Exatamente por exercer este papel, Devanir tornou-se objeto de caça por
parte da repressão. Em dezembro de 1970, Eduardo Leite “Bacuri”, outro
grande objetivo da repressão, foi assassinado após de meses de torturas
violentas que resultaram em uma orelha decepada, dedos e pernas
quebradas, além de olhos vazados, antes que pudesse ter sido incluído na
lista de presos políticos a ser trocado pelo embaixador suíço.

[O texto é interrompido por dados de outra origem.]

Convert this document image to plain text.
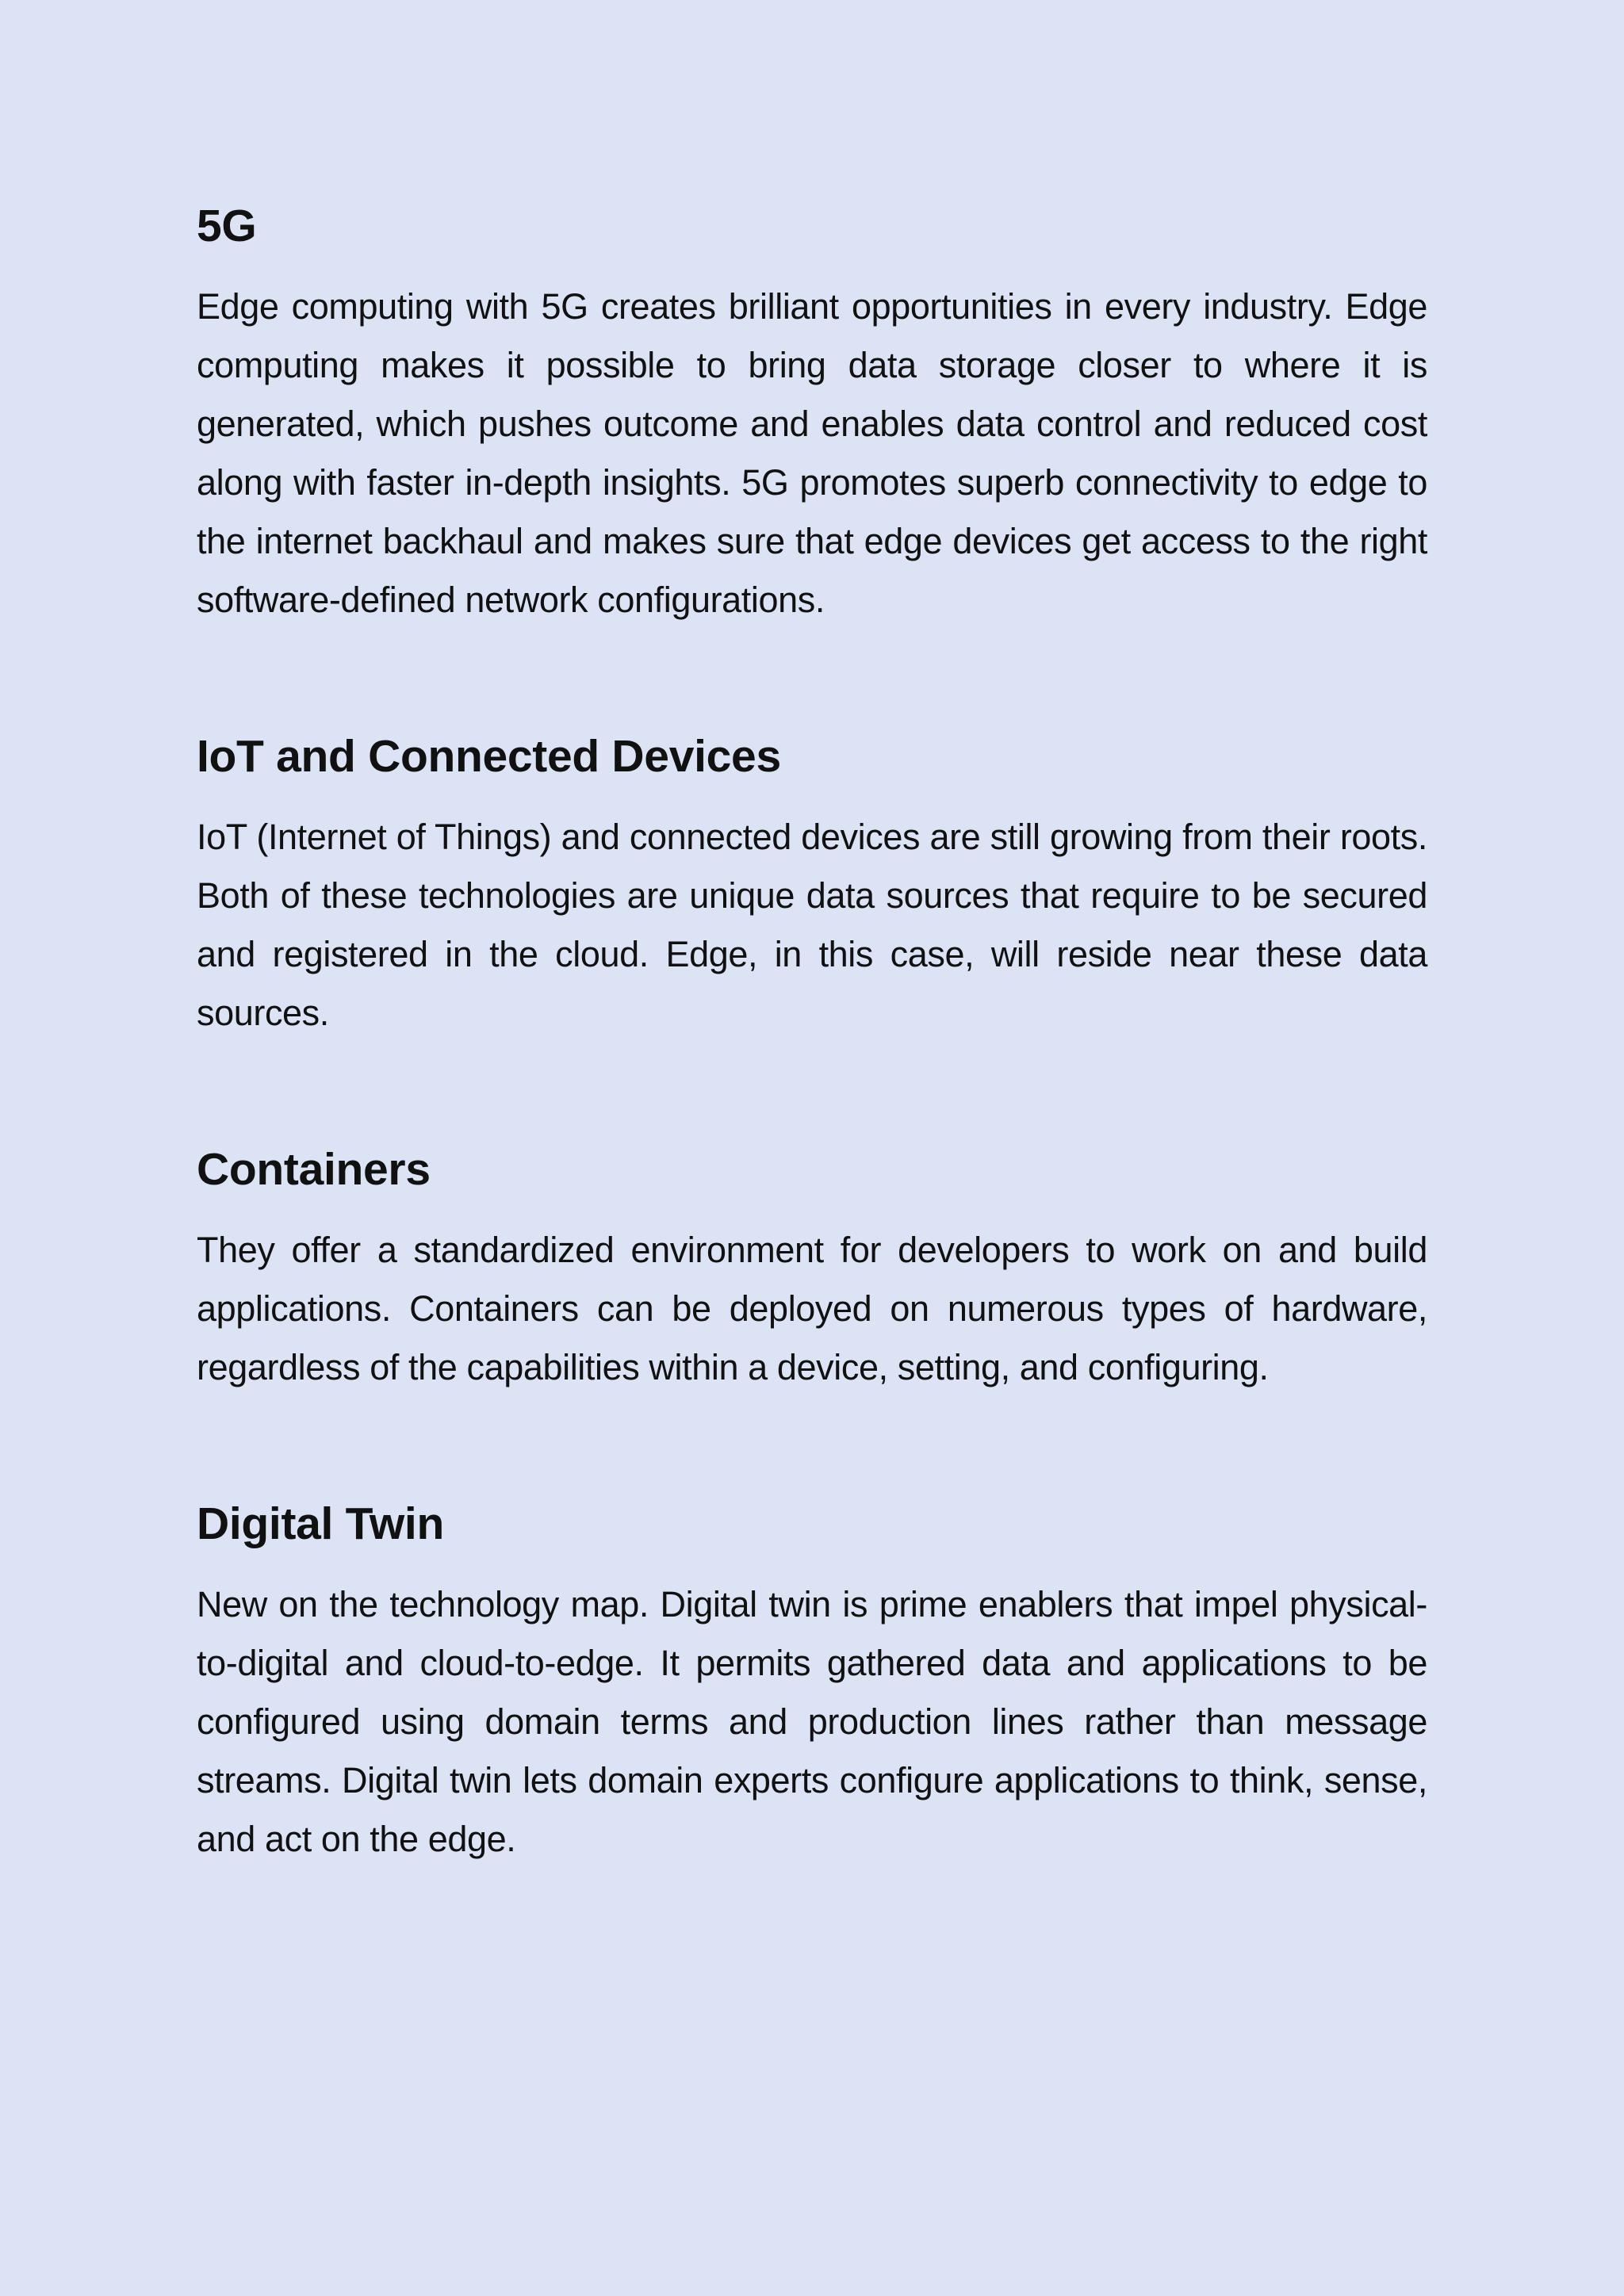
5G

Edge computing with 5G creates brilliant opportunities in every industry. Edge computing makes it possible to bring data storage closer to where it is generated, which pushes outcome and enables data control and reduced cost along with faster in-depth insights. 5G promotes superb connectivity to edge to the internet backhaul and makes sure that edge devices get access to the right software-defined network configurations.

IoT and Connected Devices

IoT (Internet of Things) and connected devices are still growing from their roots. Both of these technologies are unique data sources that require to be secured and registered in the cloud. Edge, in this case, will reside near these data sources.

Containers

They offer a standardized environment for developers to work on and build applications. Containers can be deployed on numerous types of hardware, regardless of the capabilities within a device, setting, and configuring.

Digital Twin

New on the technology map. Digital twin is prime enablers that impel physical-to-digital and cloud-to-edge. It permits gathered data and applications to be configured using domain terms and production lines rather than message streams. Digital twin lets domain experts configure applications to think, sense, and act on the edge.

O início de 1971 foi definitivo para o MRT. Em 6 de fevereiro, Aderval
Coqueiro foi assassinado a tiros pelos agentes do DOI-CODI, no Rio de
Janeiro; uma série de militantes são presos em São Paulo e, em 7 de abril,
Devanir é morto pelo Esquadrão da Morte comandado pelo delegado
Sérgio Paranhos Fleury, em São Paulo.
Em represália à morte de “Henrique”, em 15 de abril de 1971, o
comando Devanir José de Carvalho, formado por integrantes do MRT e da
ALN “justiçou” o empresário Henning Albert Boilesen – presidente do
Grupo ULTRA, arrecadador, financiador da repressão e instrutor de
torturas, freqüentador assíduo da OBAN.
Diante de tal afronta, a repressão foi implacável. Joaquim Alencar de Seixas foi capturado e morto sob cruéis torturas. Dimas Antônio Casemiro foi fuzilado quando chegava em sua casa. Os contatos e trabalhos de massa clandestinos, coordenados por Devanir, Seixas e Dimas se perderam na
história, pois nenhum deles forneceu qualquer informação ao inimigo. A série de prisões após o justiçamento de Boilesen desativou o Movimento
Revolucionário Tiradentes.
Passados quarenta anos, após mistificações e esquecimentos próprios de
um terreno pantanoso conhecido como campo da memória, é nosso dever
reconstituir a trajetória destes operários que deram um passo à frente nas
relações históricas de sua classe, não aceitando negociar, nem recuar
esperando melhores condições ou oportunidades, levando até o fim suas
lutas pela emancipação da classe operária.
Tendo como fim o socialismo e enfrentando o julgo fascista da Ditadura,
mesmo que alguns deles não estejam mais entre nós, vítimas da política de
extermínio do Estado à época, os militantes do MRT marcaram seus nomes
na história, e todos os esforços devem ser feitos para o resgate de suas memórias.